I enjoyed her clever wit and acerbic humor in The Post Birthday World. I was riveted to the painfully dramatic and timely saga of We Need to Talk About Kevin.
But while I appreciated Shriver’s writerly talent in The New Republic – a part parody, part social satire featuring an attorney who re-creates himself as an investigative journalist – I wasn’t completely sold on the premise or plot of this novel.
The novel takes on mythic proportions when Edgar Kellogg, a disgruntled corporate attorney with a larger than life chip on his shoulder, tosses in his lucrative law career and agrees to a suspect foreign assignment in which he will replace the enigmatic but hugely popular journalist Barrington Saddler who has mysteriously disappeared. Edgar finds himself in a (fictional) Portugese backwater, awash with other journalists trying to make a name for themselves, but mostly living the high life and seeking excitement wherever they can find it. He gets quickly caught up in the spirit of the adventure as he investigates the turn of events surrounding Saddler’s disappearance and how it’s related to the terrorist activities of the so-called Sons of Barba.
The New Republic was written in 1998 (but published in 2012), and so the satiric, almost playful portrait of a terrorist culture seems almost unseemly in light of 21st century events. Shriver’s coverage of current events, i.e., the topic of school shootings in We Need to Talk About Kevin, was highly personal but thoughtfully and carefully scripted. What interested me most in The New Republic was Edgar Kellogg himself. Ostracized as a child because of his weight, Edgar’s one goal has been social popularity.
Edgar had verified in childhood what the New Testament only hints at…Edgar’s personal Apocrypha: that people will exonerate sadists, braggarts, liars, and even slack-jawed morons before they’ll pardon eyesores. If you’re attractive, people need a reason to dislike you; if you’re ugly, people need a reason to like you. They don’t usually find one. In his tubby school days, Edgar had learned the hard way that every vulgar slob on the block was an aesthete.

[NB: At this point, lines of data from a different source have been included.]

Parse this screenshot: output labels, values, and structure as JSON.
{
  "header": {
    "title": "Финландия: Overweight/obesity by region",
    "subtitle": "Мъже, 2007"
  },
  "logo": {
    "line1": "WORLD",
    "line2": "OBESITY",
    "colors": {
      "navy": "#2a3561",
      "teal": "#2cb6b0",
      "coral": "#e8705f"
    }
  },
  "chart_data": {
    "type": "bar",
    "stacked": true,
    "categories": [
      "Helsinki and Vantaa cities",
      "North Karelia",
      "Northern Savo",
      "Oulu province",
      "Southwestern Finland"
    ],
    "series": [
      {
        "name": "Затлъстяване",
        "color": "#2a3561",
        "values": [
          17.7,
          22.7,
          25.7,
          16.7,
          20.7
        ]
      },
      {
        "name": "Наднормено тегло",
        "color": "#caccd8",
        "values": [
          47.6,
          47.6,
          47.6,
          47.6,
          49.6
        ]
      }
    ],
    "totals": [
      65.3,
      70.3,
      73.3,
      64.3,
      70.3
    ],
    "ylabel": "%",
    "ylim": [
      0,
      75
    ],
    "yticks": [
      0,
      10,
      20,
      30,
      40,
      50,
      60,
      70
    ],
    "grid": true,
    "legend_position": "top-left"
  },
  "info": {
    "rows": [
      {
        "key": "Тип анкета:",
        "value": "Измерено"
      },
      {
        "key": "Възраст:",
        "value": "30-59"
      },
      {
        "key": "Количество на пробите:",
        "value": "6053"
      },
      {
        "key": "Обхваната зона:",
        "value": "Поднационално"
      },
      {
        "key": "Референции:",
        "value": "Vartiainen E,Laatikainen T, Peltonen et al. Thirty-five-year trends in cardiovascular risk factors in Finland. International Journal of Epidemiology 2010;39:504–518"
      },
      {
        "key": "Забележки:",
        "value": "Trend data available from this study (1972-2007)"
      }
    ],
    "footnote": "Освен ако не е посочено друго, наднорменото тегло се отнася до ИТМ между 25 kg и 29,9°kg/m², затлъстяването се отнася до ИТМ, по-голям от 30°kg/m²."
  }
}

So, Edgar has attached himself to popular people throughout his life, becoming the perennial sidekick for the “rich and famous” among the cliques that threaten to ignore him. And he’s madder than hell about that. But now, finally slim but still smarting from years of rejection, Edgar has the opportunity to literally replace the “absentee paragon,” Barrington Saddler, about whom “no one from New York to Cinziero can stop talking for more than ten minutes using a stopwatch.” As he channels Saddler’s persona, he is forced to reevaluate his desires for promotion from sidekick to leader.
And how does that work out for him? What’s better – to be the admired or the admirer?
Shriver takes the reader on a long and meandering path before Edgar comes to this final conclusion.
Edgar considered his life long position of second-in-command. Sure, constitutionally Edgar was a sidekick. But there was nothing disgraceful about lieutenancy should your captain be splendid. … As Edgar reviewed the short list of his idols…he concluded that in every case he himself may have got the better end of the deal. It was probably more interesting to adore than be adored, more transporting, more engrossing, and in any event much less creepy. What the hell, given a choice, Edgar might rather revere a hero than be one.
The New Republic is an interesting look at two very large personalities and invites the reader to consider what it is that make people popular. It’s exploration of international terrorism was less successful for this reader, but some with a more political bent might find it of keener interest.
Thanks to TLC Tours for the opportunity to read this book.